While both cover all direct expenditures associated with a company’s goods and services, there are vital distinctions:


Cost of sales examines the direct and indirect expenses of selling a company’s goods and services. In contrast, COGS looks at the direct costs of manufacturing a company’s items.

Location of the income statement:

On an income statement, cost of sales comes before EBIT margin (operating earnings over operating sales). COGS comes after revenue because it contains all direct costs related to generating revenue.


When both are employed, COGS is always smaller than cost of sales. It is because cost of sales includes other charges whereas COGS concentrates on a company’s direct costs.

The COGS calculation shows the number of things a company creates. In contrast, the cost of sales calculation indicates the number of goods sold.

Reduction of taxes:

While the cost of sales isn’t deductible, you can subtract COGS from gross receipts to calculate a company’s annual gross profit. Claim COGS and other business expenses to boost tax deductions while limiting profit.
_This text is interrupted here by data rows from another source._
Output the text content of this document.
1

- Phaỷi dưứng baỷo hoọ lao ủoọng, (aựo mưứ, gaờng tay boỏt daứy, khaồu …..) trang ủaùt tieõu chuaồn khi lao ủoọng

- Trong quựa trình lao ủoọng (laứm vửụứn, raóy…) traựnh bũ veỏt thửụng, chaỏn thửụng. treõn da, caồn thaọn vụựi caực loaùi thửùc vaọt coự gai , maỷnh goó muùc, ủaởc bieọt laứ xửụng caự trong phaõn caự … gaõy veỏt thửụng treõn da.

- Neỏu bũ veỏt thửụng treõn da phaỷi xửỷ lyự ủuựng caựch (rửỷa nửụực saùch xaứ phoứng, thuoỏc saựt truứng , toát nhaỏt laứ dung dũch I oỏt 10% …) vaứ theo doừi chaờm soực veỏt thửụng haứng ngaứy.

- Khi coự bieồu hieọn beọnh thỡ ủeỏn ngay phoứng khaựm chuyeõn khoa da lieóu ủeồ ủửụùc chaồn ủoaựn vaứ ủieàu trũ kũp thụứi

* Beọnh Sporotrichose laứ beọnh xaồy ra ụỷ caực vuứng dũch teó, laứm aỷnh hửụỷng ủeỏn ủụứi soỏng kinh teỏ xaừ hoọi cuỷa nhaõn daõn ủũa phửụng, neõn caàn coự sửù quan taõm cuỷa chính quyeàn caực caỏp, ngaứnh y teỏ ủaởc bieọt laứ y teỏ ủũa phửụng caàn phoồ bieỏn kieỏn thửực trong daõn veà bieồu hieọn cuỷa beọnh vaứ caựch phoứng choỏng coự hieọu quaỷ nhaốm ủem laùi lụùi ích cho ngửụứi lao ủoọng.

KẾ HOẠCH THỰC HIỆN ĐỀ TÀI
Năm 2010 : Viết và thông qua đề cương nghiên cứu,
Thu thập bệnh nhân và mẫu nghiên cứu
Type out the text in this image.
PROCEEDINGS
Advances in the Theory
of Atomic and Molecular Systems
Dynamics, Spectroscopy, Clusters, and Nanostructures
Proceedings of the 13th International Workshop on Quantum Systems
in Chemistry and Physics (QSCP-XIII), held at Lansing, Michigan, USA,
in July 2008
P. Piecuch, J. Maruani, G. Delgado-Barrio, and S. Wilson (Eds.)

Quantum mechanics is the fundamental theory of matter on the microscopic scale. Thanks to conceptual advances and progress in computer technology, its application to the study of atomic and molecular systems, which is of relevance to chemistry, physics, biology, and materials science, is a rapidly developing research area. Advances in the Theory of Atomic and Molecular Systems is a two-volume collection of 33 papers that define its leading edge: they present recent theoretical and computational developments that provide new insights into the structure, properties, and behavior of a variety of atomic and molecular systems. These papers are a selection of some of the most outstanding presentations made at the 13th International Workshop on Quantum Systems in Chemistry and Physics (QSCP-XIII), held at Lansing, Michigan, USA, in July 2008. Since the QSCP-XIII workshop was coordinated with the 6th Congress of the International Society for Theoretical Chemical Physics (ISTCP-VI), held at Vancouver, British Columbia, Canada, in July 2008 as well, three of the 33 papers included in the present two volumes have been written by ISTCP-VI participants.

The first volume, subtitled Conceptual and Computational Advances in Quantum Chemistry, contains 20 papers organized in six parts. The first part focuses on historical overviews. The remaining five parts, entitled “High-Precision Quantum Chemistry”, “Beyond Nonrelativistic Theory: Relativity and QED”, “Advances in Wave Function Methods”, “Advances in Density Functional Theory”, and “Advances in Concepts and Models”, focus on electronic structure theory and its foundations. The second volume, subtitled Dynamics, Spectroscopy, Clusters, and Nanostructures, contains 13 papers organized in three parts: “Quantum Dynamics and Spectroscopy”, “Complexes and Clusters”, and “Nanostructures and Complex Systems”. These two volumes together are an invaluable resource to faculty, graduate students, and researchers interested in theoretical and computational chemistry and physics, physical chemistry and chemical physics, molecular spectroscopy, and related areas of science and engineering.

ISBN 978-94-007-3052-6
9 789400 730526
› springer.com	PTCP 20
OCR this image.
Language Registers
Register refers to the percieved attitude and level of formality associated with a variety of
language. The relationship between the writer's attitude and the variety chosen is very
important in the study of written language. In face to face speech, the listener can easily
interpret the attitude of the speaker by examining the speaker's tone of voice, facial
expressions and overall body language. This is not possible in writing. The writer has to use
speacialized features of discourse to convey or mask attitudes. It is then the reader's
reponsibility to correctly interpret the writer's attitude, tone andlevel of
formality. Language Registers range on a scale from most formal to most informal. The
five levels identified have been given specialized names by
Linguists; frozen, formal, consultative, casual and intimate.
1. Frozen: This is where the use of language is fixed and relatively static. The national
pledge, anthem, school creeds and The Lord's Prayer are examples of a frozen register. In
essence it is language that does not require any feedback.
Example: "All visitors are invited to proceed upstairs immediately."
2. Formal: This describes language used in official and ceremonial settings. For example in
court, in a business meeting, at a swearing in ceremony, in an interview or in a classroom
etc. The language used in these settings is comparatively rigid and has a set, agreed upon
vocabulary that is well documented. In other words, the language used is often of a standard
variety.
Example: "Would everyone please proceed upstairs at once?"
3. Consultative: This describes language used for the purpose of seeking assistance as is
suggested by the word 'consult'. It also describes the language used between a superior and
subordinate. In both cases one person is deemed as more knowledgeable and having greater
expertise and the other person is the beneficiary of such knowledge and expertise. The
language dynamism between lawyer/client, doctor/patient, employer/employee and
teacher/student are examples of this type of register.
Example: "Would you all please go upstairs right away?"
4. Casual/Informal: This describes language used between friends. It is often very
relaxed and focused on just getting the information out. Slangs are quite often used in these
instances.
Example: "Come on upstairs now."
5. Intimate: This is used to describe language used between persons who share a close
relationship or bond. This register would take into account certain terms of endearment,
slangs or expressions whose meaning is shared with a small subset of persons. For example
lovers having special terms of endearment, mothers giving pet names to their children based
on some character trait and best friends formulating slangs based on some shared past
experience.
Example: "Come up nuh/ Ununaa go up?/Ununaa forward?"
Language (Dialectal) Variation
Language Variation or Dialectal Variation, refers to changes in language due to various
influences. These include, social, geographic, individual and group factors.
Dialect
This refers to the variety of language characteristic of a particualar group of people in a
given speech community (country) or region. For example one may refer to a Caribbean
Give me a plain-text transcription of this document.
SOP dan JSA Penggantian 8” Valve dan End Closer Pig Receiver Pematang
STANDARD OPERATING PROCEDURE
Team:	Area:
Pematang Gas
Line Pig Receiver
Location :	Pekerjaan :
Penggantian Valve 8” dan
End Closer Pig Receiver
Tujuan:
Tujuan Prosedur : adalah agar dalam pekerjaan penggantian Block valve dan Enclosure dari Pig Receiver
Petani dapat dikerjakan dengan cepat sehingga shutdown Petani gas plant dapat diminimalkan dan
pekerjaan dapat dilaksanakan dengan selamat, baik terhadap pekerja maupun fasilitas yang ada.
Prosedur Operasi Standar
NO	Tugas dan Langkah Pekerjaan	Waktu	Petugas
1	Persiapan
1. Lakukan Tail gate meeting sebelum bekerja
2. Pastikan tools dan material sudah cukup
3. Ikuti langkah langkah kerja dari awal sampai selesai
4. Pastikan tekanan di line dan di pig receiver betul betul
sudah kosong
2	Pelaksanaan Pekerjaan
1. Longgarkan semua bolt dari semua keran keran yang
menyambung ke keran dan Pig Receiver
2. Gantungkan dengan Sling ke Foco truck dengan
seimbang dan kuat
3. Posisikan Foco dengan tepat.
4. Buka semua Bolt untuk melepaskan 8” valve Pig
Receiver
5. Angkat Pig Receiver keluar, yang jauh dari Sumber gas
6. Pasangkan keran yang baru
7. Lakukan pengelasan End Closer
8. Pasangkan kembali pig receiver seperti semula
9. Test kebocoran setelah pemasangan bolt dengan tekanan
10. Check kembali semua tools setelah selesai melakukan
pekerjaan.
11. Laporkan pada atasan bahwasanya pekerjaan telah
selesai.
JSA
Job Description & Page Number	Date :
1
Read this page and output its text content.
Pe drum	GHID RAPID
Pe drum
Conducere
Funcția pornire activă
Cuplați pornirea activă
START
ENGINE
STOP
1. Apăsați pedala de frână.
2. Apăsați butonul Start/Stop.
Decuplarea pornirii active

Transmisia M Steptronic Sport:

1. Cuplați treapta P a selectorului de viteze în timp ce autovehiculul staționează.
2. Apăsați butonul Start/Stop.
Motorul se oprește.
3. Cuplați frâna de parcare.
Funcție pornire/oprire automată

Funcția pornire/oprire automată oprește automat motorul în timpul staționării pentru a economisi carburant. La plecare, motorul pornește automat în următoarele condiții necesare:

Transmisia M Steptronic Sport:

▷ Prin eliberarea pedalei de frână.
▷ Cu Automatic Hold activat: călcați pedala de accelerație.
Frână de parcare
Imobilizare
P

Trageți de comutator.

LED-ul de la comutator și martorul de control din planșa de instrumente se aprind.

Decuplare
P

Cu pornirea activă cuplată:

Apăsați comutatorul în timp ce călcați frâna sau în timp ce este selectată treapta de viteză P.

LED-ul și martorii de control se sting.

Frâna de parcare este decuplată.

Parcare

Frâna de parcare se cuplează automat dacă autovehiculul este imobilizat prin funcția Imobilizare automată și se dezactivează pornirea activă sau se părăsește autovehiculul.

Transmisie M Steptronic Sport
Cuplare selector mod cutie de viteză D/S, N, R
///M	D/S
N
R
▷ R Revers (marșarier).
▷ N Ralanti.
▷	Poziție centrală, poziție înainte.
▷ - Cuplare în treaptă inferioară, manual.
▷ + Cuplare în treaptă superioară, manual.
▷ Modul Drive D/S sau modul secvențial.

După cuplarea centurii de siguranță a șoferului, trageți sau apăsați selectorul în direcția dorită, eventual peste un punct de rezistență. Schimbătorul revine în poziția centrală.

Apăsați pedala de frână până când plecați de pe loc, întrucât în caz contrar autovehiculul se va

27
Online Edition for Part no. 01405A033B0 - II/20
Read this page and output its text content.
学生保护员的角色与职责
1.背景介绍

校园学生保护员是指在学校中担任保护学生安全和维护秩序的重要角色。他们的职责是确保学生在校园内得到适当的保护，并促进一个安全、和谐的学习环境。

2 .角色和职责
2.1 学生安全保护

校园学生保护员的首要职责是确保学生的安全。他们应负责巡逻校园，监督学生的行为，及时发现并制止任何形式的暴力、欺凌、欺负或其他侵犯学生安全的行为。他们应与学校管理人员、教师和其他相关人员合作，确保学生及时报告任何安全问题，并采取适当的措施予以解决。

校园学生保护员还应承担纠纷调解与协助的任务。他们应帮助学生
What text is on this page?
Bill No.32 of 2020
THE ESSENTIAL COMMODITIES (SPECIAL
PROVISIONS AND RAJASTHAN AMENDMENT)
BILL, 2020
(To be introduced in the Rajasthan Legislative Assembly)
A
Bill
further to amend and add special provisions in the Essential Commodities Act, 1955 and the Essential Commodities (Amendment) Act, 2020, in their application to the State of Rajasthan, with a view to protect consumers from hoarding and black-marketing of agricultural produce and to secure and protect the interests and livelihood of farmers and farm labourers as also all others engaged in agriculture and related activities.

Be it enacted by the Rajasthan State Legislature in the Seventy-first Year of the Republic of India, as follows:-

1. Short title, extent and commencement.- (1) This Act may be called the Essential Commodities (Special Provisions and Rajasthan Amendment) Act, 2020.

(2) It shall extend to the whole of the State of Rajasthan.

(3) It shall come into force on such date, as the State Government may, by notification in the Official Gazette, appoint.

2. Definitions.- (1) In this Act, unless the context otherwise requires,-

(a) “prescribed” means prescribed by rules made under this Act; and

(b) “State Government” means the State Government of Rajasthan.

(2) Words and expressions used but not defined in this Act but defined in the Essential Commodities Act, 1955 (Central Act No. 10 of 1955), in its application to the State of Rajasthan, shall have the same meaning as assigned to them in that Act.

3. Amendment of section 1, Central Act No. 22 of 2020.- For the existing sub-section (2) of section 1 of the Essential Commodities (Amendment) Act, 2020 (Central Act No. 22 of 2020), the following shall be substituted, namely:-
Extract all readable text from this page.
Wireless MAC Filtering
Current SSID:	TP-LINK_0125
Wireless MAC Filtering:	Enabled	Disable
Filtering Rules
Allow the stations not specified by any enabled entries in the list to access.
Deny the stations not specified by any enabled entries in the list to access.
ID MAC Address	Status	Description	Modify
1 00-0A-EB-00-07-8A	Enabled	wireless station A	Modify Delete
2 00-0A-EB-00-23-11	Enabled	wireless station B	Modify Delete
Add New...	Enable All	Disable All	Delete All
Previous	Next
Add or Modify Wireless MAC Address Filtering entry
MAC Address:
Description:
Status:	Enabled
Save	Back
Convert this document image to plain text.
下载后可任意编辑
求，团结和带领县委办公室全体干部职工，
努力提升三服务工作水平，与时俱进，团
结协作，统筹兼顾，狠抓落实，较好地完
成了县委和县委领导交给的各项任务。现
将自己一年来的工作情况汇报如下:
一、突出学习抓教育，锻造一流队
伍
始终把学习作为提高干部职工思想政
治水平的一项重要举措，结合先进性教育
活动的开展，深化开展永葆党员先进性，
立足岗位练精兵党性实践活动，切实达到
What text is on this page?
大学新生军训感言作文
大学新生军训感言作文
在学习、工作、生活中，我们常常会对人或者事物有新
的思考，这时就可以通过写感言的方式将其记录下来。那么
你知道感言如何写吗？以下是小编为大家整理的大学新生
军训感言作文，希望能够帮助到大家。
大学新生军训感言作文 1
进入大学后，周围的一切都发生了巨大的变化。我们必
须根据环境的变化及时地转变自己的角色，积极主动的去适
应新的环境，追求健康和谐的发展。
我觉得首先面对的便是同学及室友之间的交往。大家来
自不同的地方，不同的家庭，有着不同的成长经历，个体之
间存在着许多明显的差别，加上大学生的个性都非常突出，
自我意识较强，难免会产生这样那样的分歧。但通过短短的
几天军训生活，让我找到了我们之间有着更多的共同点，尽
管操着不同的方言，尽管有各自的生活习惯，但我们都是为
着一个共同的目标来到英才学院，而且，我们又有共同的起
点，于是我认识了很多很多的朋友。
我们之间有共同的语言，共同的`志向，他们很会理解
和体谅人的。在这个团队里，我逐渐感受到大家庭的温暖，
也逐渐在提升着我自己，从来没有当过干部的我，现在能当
What are examples of cost of sales? 

Cost of Sales Illustrations:

Example 1: A business starts the month with $10,000 in inventory, spends $25,000 on various inventory products, and concludes the month with $8,000 in inventory. During the month, what was the cost of sales? The solution is as follows:

Beginning inventory? $10,000 + Purchases —>25,000 – Ending inventory —>8,000 = Cost of sales —> $27,000

Example 2: Assume your small business spent $1,000 on finished items in its initial inventory and $2,000 on goods creation throughout the current accounting quarter. If the products cost of your closing inventory is $1,500, then your cost of sales is $1,000 + $2,000 – $1,500 = $1,500.


What is the relationship between cost of sales and expenses?

Cost of sales is a part of a larger domain of expenses. The cost of sales accounts for only the production costs of goods (or services) sold. Expenses include all the costs required to run the business.

What is the purpose of cost of sales?

Cost of sales helps determine the net profit and keep track of the product’s performance in the market.

Why is the cost of sales an expense?

COS is a business expense on the income statement since it is a cost of doing business.